Bitcoin Reclaims $90K as ETF Inflows Return and Shorts Get Squeezed Ahead of FOMC
Bitcoin snaps back above $90K with a 6.7% gain as $157M in shorts are liquidated. ETH nears $3K, XRP hits $2.14. ETFs add $1B last week; Fed repos and the FOMC loom.

Because Bitcoin
December 2, 2025
A day after broad selling, crypto risk appetite resurfaced. Bitcoin climbed back above $90,000 for the first time in a week, up 6.7% to $90,339 at the time of writing. That strength pushed total crypto derivatives liquidations past $312 million, including $157 million in Bitcoin shorts, and coincided with spot volumes more than doubling to over $92 billion. The move fell short of this year’s best single-day return—9.52% on March 2—but it reset momentum into a policy-heavy week.
Under the hood, this bounce looked less like a “random” relief rally and more like a flow-and-liquidity event feeding on itself. Last week, Bitcoin, Ethereum, and XRP exchange-traded products took in more than $1 billion, a turn in sentiment that often precedes price strength. That carried into Monday unevenly: Bitcoin ETFs stayed positive with $8.5 million in net inflows, while Ethereum ETFs saw $79 million in outflows and Solana funds faced $13.5 million in redemptions. The split matters. Inflows do not need to be huge to tighten the float; they just need to be consistent enough to push basis and force shorts to cover when spot starts to run.
Today’s squeeze was textbook. As BTC pushed through $90K, perps and futures shorts were forced to buy, reinforcing spot bids and accelerating the move. Dealers hedging ETF creations add a parallel impulse. When these mechanical flows align with thin liquidity—common around month- and quarter-end—the tape can move farther than fundamentals alone would justify. Traders know this pattern, and some lean into it, which is why volume spiked so quickly once key levels gave way.
Macro liquidity added another layer. The Federal Reserve ended its quantitative tightening program on Monday and injected $13.5 billion via overnight repos to ease year-end funding strains—the second-largest since the COVID period. It’s not QE and not a policy pivot; it’s a routine stabilizer. Still, when funding markets calm, risk assets often breathe easier. Prediction markets currently assign a 91% probability to a 25 bps cut at next week’s FOMC meeting (Dec. 9–10). That expectation keeps a bid under duration-sensitive trades and reduces the hurdle for crypto inflows, even if the underlying growth picture is mixed.
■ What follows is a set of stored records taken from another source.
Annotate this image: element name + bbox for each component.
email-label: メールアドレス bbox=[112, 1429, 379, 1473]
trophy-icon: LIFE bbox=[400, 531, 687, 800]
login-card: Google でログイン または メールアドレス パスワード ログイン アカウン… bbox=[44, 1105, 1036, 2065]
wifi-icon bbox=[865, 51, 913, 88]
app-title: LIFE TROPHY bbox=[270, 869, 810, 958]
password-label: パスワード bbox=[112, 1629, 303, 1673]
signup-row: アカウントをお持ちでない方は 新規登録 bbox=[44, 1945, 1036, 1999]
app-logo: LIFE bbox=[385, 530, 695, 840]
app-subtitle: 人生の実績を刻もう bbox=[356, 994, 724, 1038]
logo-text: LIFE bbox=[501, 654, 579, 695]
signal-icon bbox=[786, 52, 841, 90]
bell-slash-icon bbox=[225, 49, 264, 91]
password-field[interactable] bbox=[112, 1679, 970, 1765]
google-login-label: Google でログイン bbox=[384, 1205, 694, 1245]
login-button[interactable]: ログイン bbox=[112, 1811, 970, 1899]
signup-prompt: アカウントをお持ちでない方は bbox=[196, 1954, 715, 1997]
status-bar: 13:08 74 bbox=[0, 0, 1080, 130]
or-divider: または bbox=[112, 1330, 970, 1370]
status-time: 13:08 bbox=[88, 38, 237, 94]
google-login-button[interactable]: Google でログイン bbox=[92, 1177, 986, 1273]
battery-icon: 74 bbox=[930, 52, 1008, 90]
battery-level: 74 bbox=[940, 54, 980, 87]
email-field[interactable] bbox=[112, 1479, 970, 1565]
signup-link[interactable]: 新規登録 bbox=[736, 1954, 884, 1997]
Ethereum tracked the move with its own catalysts. On the eve of the Fusaka network upgrade, ETH gained nearly 10% on the day and briefly reclaimed $3,000 for the first time since Sunday. XRP advanced 7.3% to $2.14. These moves were not uniform—ETF flows showed ETH softness and SOL redemptions—but they were directionally consistent with a market that is positioning into policy and protocol events rather than de-risking from them.
The important tell here is reflexivity: ETFs attract assets when prices rise, and those assets can push prices higher, especially when shorts are crowded and liquidity is patchy. That feedback loop cuts both ways. With markets still fragile into the FOMC, sustained strength likely depends on the flow picture holding up and the Fed avoiding surprises. For now, the combination of modest ETF demand, a mechanical short squeeze, and a temporary easing in funding markets was enough to pull Bitcoin back over $90K and revive risk-taking across majors.
Key figures at a glance: - BTC: $90,339, +6.7% 24h; $157M BTC shorts liquidated; $312M total crypto liquidations; spot volume >$92B - 2025’s best BTC daily return: +9.52% on March 2 - ETFs (last week): >$1B net inflows across BTC, ETH, XRP - Monday flows: BTC ETFs +$8.5M; ETH ETFs −$79M; SOL funds −$13.5M - Fed: QT ended; $13.5B overnight repo, second-largest since COVID - FOMC odds: 91% chance of a 25 bps cut next week - ETH: nearly +10% 24h; briefly >$3,000; Fusaka upgrade imminent - XRP: +7.3% to $2.14
Traders are treating these levels as tactical rather than structural. Until policy is in the rearview and ETF demand proves sticky, the market will reward disciplined position sizing and quick risk management more than hero trades.